The EMW debut involved more than 500 activities which attracted thousands of young people between the age of 7 and 18 in more than 20 countries. This year, the main goals of European Money Week are to further raise the awareness on the merits of financial education, to take it to the European level, and to explore the need to integrate it as a discipline in European curricula. To run from March 14 to 18 March, the second edition will give a voice to those who believe that future generations, and society at large, deserve a better financial education.

According to Wim Mijs, Chief Executive of the European Banking Federation: “This year, we would like to build on the creativity and innovation that each of the participating countries developed individually.” Mr Mijs, who comes from a large family of teachers, is passionate about financial education and, as a former banker himself, understands the value of budgeting and money management.

Financial education can certainly contribute to a healthy economy, but it should also be accorded the place it merits in society.
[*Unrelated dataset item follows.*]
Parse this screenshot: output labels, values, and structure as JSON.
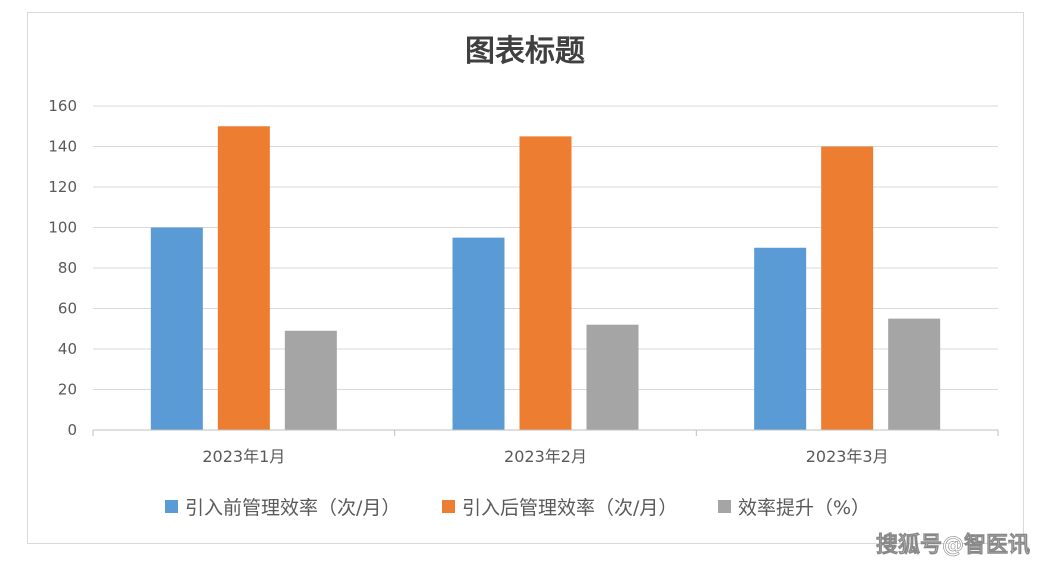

Through European Money Week, the banking sector is taking responsibility for financial education and striving to develop real expertise amongst current and future customers. Mr Mijs believes that “after the crisis, banks need to regain the trust of society. European Money Week is a way to give back, to create an open dialogue and to build bridges with society and institutions.”

As a father of two children aged 11 and 13, Mr Mijs does not necessarily think that financial education should be a compulsory subject. “The schooling system should not be used to teach children everything they need to know about life. Instead, I suggest including some financial basics in other subjects like maths and economics so that they begin to understand the value of budgeting and money.”

If his hopes materialise, children and adults should be able to navigate their way smoothly through complex questions on money management, banking assets, the application of VAT and the mechanics of interest rates. “Despite the long haul, European Money Week can be the spark that lights the fuse to sensitise Europeans about a need that often goes unnoticed. Now it is in our hands to fuel the fire so that our voices are heard wide and loud,” Mr Mijs said.